Paige Alms during the final of the Peahi Challenge. Photo: WSL/Kelly Cestari

Paige Alms during the final of the Peahi Challenge. Photo: WSL/Kelly Cestari


The Inertia

Women everywhere struggle for equality. We are seeking out equal pay for equal work. We are striving to be viewed as a person rather than an object. And we look for support for victims of sexual assault, rather than blame. All this to name a few (quite major) concerns. Aside from these social necessities, women need equality in sports.

As a female surfer, I grew up with more concerns about my gender than I ever should have had to experience. I was not welcomed in the lineup at many beaches because I am a girl. I was spoken to harshly and the men at the beach regularly doubted my ability, frequently dropping in on my waves. I always felt like I didn’t matter, like I was stepping into their arena and the men didn’t want me there. As I kept surfing through adolescence, I developed body image insecurities. The surf industry’s portrayal of women is most often painting a picture of the tanned, flawless beauty sporting small bikini tops and bottoms that are pretty difficult to keep on while surfing, and that image impacted me heavily and contributed to many of my insecurities. Nevertheless, I continued to surf. But I understand that us women have a long road ahead to fight for equality.

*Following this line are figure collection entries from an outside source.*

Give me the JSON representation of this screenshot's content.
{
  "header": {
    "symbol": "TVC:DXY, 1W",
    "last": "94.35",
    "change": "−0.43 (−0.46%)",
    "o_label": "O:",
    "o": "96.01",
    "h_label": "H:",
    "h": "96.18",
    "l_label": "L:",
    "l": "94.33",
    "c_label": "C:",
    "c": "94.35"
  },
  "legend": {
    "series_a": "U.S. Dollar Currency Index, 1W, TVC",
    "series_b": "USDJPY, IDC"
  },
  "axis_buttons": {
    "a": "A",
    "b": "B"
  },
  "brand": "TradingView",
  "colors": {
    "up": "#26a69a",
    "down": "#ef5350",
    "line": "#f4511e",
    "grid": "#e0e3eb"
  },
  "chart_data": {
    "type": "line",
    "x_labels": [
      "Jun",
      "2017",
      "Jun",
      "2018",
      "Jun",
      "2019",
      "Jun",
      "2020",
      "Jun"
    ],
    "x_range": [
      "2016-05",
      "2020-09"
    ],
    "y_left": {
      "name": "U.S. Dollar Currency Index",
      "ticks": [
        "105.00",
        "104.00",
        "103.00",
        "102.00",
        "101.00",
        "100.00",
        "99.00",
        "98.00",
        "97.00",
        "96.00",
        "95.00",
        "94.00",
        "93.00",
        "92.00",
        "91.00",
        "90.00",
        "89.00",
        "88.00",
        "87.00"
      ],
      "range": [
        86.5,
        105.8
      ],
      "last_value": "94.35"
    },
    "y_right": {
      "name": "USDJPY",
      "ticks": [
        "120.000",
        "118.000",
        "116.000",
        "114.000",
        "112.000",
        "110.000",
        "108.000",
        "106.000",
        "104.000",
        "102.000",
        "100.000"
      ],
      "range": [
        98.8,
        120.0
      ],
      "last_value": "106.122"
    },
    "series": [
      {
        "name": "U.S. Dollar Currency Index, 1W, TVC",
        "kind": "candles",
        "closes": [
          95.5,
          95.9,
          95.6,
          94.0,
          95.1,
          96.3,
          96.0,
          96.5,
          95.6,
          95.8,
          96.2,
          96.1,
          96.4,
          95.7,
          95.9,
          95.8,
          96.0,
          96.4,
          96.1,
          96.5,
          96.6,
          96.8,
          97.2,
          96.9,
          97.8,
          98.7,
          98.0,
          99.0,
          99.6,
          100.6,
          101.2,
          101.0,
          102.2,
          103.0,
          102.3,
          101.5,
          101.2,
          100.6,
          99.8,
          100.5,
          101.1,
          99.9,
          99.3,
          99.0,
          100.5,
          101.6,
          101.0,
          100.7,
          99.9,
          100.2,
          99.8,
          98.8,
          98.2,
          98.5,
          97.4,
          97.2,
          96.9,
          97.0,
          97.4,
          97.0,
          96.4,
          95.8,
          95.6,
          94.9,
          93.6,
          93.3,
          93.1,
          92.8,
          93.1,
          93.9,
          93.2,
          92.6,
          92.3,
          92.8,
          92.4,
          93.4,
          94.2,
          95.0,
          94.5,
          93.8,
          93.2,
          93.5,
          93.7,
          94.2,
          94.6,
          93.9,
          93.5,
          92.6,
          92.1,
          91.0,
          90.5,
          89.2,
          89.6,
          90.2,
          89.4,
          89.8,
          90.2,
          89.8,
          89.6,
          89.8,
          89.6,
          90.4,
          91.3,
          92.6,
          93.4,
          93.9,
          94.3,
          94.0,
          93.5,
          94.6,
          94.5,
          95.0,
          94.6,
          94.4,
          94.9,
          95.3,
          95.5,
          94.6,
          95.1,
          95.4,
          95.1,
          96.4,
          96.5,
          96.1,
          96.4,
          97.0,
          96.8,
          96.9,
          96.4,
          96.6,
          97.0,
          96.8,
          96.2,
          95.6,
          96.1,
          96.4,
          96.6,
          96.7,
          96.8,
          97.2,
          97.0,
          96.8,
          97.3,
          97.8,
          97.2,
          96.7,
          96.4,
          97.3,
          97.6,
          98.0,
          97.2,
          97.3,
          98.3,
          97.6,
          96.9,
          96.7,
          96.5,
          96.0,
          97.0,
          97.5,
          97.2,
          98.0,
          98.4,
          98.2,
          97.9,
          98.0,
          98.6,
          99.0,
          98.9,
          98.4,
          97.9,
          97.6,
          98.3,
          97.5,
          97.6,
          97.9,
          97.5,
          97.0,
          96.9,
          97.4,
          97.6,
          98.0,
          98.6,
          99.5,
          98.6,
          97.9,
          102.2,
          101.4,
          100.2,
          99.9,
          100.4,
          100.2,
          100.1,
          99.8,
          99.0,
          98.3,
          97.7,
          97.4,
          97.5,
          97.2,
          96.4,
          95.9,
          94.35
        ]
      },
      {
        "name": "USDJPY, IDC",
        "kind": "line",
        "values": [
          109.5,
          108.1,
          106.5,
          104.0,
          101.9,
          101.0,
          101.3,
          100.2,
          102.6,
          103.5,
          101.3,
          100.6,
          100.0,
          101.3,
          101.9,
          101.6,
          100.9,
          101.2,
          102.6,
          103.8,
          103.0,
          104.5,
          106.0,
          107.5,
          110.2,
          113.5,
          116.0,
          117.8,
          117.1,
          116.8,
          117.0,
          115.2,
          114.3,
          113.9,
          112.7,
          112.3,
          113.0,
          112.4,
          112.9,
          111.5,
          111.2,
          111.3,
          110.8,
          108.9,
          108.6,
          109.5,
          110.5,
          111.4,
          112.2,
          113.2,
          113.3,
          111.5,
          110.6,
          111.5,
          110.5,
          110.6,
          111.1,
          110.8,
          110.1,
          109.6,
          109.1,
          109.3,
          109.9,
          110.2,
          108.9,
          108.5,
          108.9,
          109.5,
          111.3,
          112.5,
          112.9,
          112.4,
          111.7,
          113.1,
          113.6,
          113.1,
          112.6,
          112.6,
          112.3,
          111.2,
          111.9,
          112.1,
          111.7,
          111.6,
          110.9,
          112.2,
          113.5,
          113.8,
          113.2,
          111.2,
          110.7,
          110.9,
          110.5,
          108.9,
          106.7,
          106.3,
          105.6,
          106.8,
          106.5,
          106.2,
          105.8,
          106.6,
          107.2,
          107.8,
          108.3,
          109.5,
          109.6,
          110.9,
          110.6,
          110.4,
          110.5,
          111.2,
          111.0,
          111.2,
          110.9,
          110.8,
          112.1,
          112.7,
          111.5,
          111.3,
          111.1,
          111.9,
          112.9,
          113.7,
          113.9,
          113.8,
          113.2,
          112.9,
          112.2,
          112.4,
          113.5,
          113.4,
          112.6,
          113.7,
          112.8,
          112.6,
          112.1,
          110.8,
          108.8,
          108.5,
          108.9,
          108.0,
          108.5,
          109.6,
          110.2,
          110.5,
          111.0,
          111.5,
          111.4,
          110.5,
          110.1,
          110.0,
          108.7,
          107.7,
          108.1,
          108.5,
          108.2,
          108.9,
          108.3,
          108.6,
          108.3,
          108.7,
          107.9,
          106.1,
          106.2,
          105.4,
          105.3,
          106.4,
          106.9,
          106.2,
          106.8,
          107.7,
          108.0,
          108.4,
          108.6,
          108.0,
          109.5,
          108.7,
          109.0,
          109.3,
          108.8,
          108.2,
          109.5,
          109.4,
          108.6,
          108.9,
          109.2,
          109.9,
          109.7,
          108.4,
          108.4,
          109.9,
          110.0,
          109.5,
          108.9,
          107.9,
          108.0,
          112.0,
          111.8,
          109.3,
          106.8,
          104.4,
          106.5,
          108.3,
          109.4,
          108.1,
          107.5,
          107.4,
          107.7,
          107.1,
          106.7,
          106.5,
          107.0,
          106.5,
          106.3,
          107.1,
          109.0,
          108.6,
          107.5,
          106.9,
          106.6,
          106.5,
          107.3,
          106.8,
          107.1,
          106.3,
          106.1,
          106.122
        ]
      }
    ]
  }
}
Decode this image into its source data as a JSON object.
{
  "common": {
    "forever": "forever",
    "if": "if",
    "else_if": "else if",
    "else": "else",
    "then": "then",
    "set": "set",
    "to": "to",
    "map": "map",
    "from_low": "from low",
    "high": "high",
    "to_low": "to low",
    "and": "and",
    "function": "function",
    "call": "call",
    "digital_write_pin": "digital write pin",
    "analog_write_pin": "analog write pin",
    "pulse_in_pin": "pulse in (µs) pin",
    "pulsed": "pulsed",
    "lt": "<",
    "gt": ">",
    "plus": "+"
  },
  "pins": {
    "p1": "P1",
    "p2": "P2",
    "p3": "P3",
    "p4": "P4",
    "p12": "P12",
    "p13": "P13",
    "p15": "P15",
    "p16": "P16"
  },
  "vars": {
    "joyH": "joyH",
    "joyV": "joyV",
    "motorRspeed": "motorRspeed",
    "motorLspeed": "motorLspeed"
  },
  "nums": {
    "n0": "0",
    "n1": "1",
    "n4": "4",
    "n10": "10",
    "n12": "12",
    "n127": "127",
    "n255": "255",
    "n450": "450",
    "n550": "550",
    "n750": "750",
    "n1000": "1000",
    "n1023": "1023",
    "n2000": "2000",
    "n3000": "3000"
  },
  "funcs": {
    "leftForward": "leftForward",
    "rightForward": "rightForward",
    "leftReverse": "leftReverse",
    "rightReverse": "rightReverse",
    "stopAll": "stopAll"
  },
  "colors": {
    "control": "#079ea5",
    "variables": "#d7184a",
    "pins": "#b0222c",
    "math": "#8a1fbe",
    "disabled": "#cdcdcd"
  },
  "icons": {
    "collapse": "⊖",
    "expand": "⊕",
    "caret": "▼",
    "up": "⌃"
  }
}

A big uproar taking place in the surf community now is the recent submission of female big wave surf contests. The first of these events took place just this year and the Committee for Equity in Women’s Surfing urged the California Coastal Commission to ensure women be allowed their own contest in the coming season. People continue to argue about whether or not this truly is a step up for women’s rights in surfing, and I am gladly joining the debate. However, the facts are here and concrete truths about these events exist: the Titans of Mavericks contest is only including women because the event coordinators have been forced to do so. And there are plenty of opinionated blog and article entries about why women should or should not be included in these events to begin with. I don’t want to continue that argument, as I believe that if a woman is capable and willing to ride 20 foot waves, she should have every right to demonstrate that. But I do want to contribute to moving forward from here. I want to encourage more growth of women rights in the surf industry and help to create a more accepting atmosphere in the ocean.

Especially in the wake of the recent presidential election of Donald Trump, a man who refers to women as objects that are his for the taking, I want to see the surf industry demonstrate the ideology that women are valuable and worthy. I don’t want the next trailer for a women’s contest to showcase footage of girls in small bikinis, simply walking down the beach; I want to see them shredding. I want to hear the word beauty as a way to glorify a woman’s power and control while surfing, not ads with that familiar shot from behind a women paddling out to the lineup. Female surfers are strong warriors, just like the men, and I would like to see the surf culture value their strength before co-opting their sexuality.

I know I don’t have a concrete, simple solution to bring equality into surfing. There is no one answer that will relieve the ocean of the misogyny that people bring into it, but I would like to hear opinions for potential action to promote equality in the surf industry.